Тетя тоже заставила посадить картошку, лук и другие овощи. Единственное неудобство заключалось в том, что лопата не давалась, приходилось копать руками, как кроту. Однако после кадушки с щебенкой это показалось детской шалостью — за одну ночь управился.
— Два солдата из стройбата заменяют экскаватор! — комментировала мою работу сидевшая на лавочке тетя. — Вот не сможешь восстановиться в техникуме, тогда отправишься в армию, у тебя уже и опыт имеется — прямая дорога на генеральские дачи.
— Восстановлюсь, закончу и тогда в армию! Потом можно и в институт поступать, если за два года всю учебу не выбьют. Я же существо ласковое и нежное, мне бы плюшки трескать да в телек пялиться, а ты меня копать заставляешь! — ворчал я на тетю.
— Копай глубже, иначе перекапывать заставлю, нежное существо! — тетя пульнула щепочкой.
Я еле успел увернуться от пролетевшего снаряда.
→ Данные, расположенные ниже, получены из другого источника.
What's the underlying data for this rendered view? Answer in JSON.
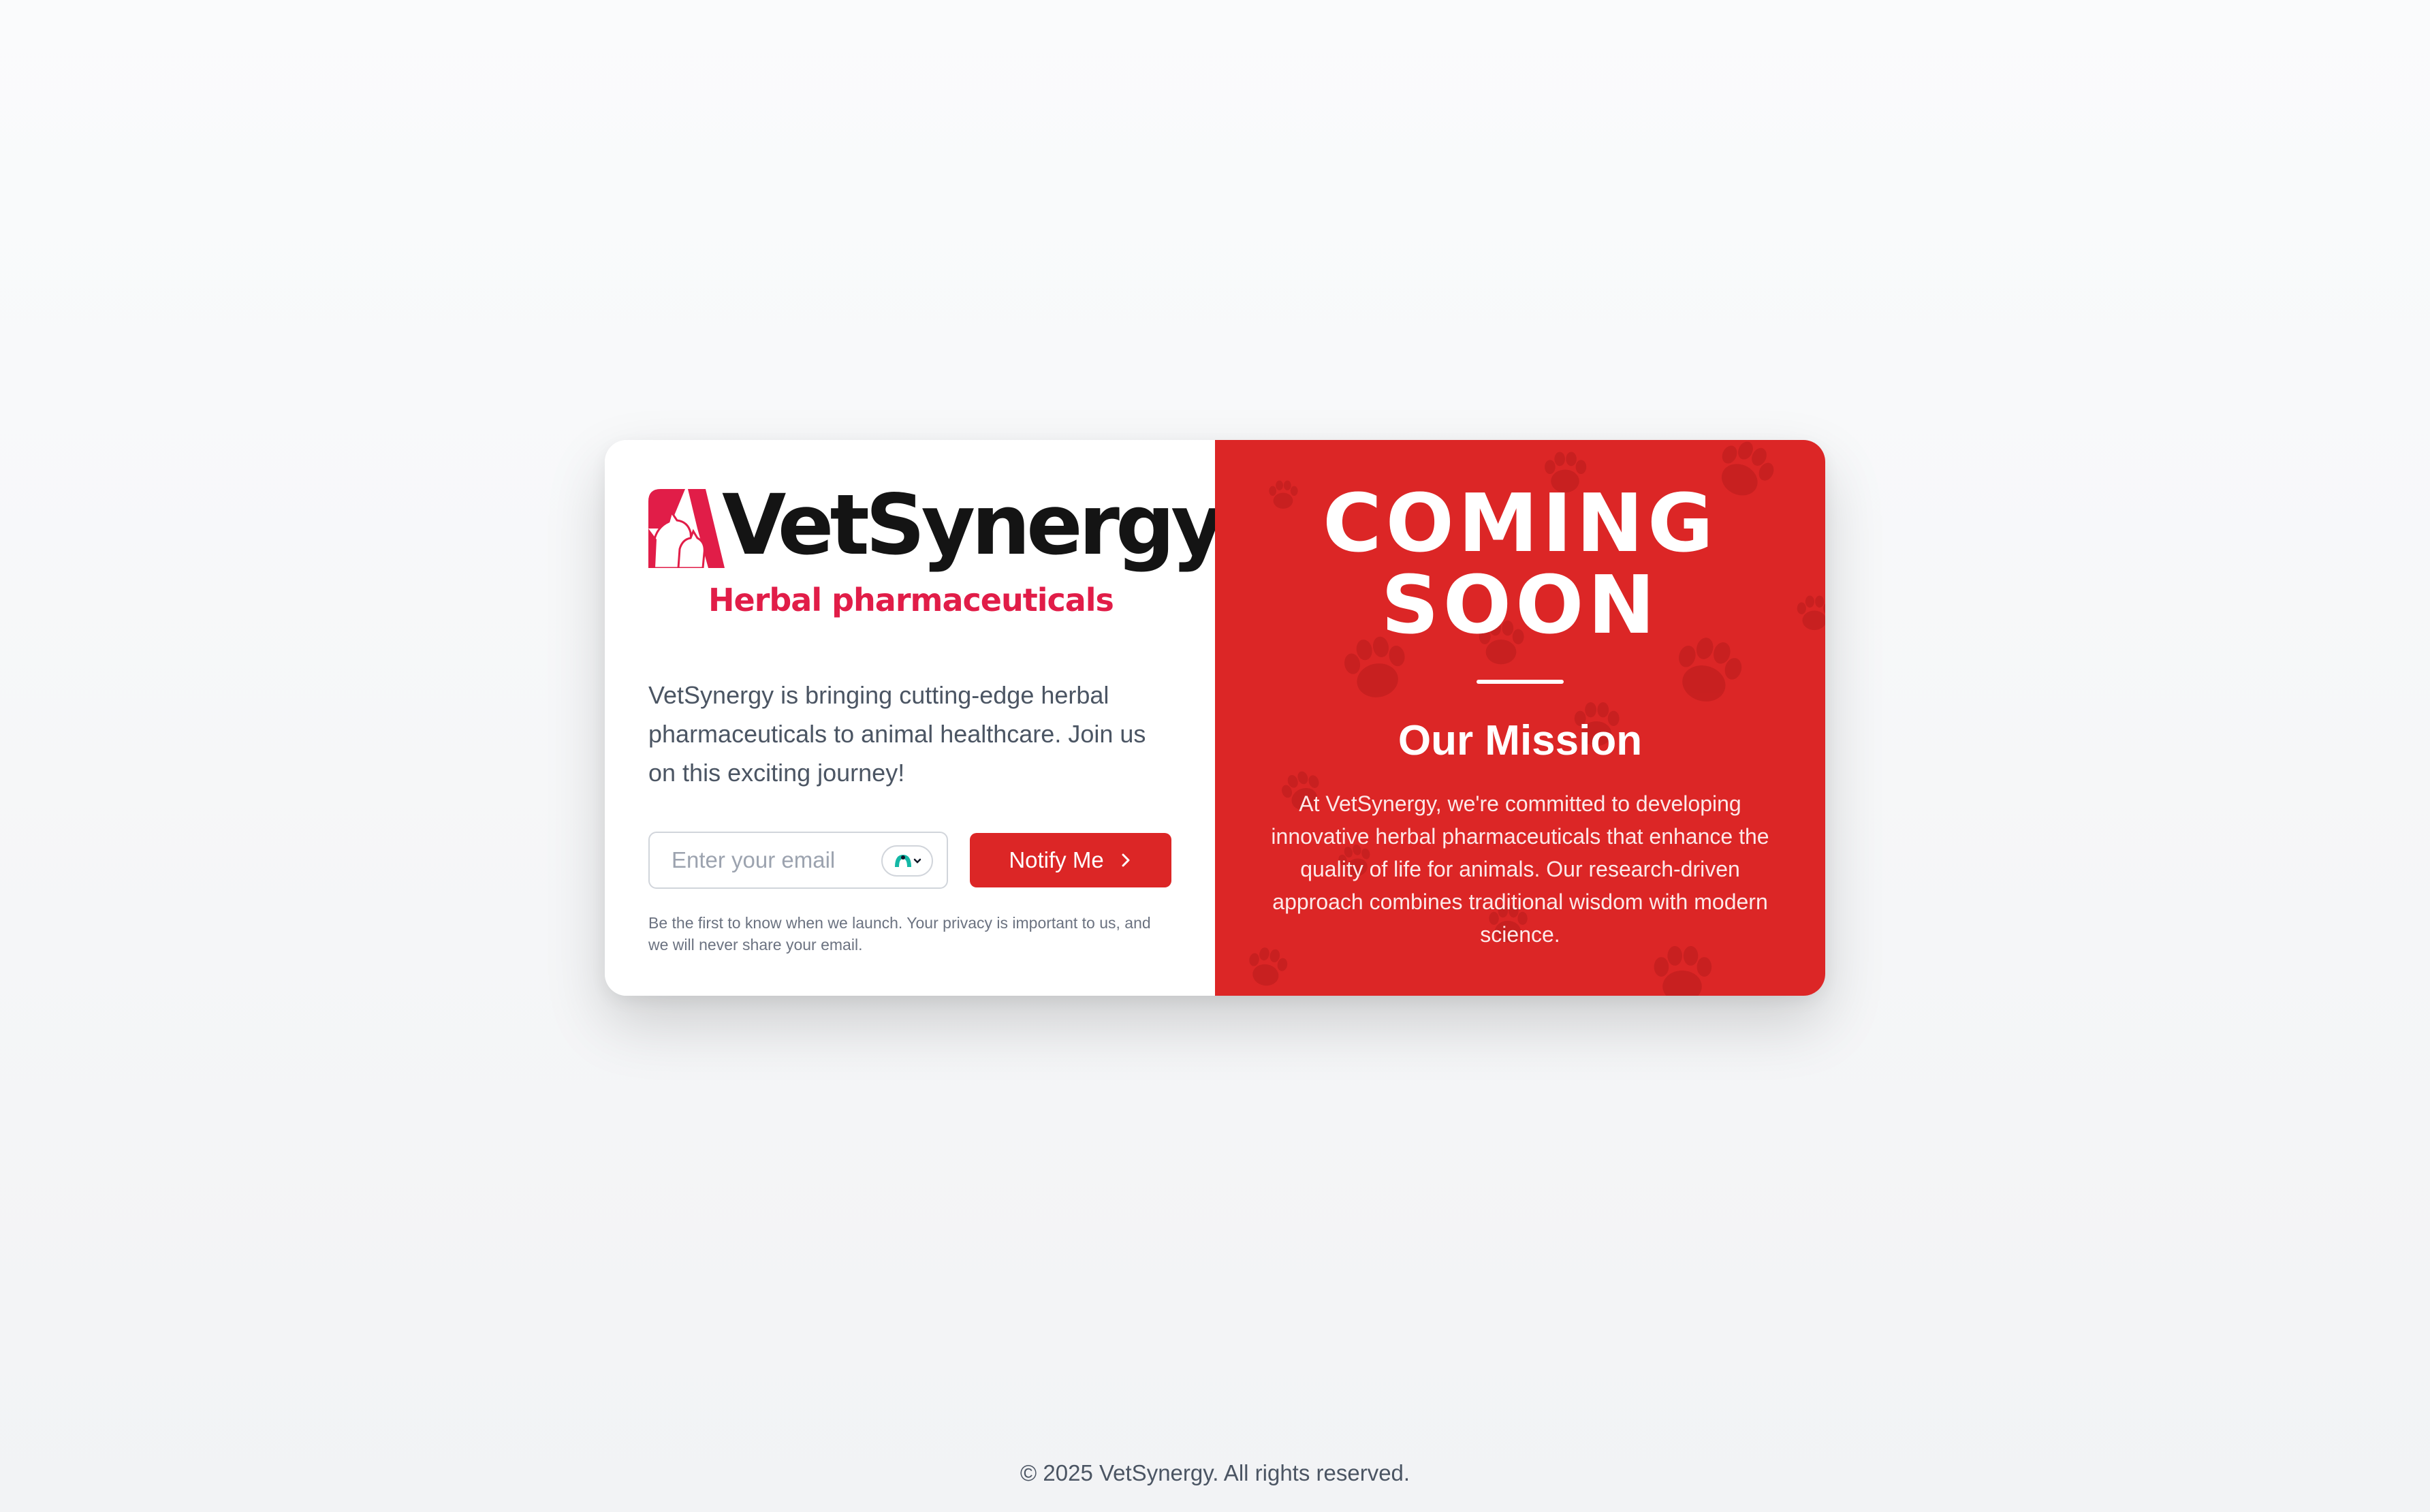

Щепка воткнулась в доску забора и замерла там, как уродливый сучок. Я взглядом постарался передать всю глубину возмущения и увернулся от второй щепки.
Теплее становились ночи, жарче дни. Многие люди, уставшие от долгой зимы, приезжали на Святое озеро пожарить шашлык и просто отдохнуть. Подогретые алкоголем прыгали купаться, правда, градус быстро выветривался в холодной воде. На плавающих людей смотрели, как на сумасшедших, либо как на героев, если похожая «смелая вода» гуляла по крови.
Ставились разноцветные палатки. Каждый вечер, пробегая по лесу, я то и дело видел новых туристов. Иногда приходилось тушить забытые костры, чтобы по лесу не пошел пал.
И в тот ясный вечер я бесшумно мчался по лесу, под ногами пружинил мягкий мох, едва слышно шуршал прошлогодний ковер павших листьев. Птицы, припозднившиеся к ночевке, провожали заходящее солнце усталым пересвистом. Красные лучи пронзали зародившуюся листву, постепенно поднимались выше, оставляли деревья на ночь без света и тепла. Природа понемногу засыпала.
Сквозь шелест играющего с листьями ветерка издалека доносился зычный голос кукушки. Не считал, сколько раз прокуковала — ни к чему загадывать на судьбу. Подныривая под раскидистые ветви кустов, огибая шершавые стволы деревьев, я бежал вслед уходящему солнцу, стараясь двигаться как можно тише.
Впереди прозвенел тонкий женский визг. Крик о помощи оборвался на первом слоге, будто выключили звук на телевизоре. Я рванулся туда, как и всякий нормальный русский человек, когда звучит мольба о помощи. Если не помочь, так хоть посмотреть что там.
Ноги сами выбирали дорогу, перепрыгивали через поваленные стволы, обегали небольшие овражки. Треск ломаемых сучьев приближался с каждым прыжком, с каждым отрывом от земли. Я со всего маху налетел на невидимую упругую стену, жестко отбросившую назад.
В нескольких десятках метров от меня происходила яростная борьба. Двое парней разложили на земле девушку, что кричала и пыталась вырваться. Поодаль лежал парень с разбитым носом и связанными ремнём руками. Возле него, без сознания, находилась ещё одна девушка. На черных волосах запекалась темно-коричневая корка.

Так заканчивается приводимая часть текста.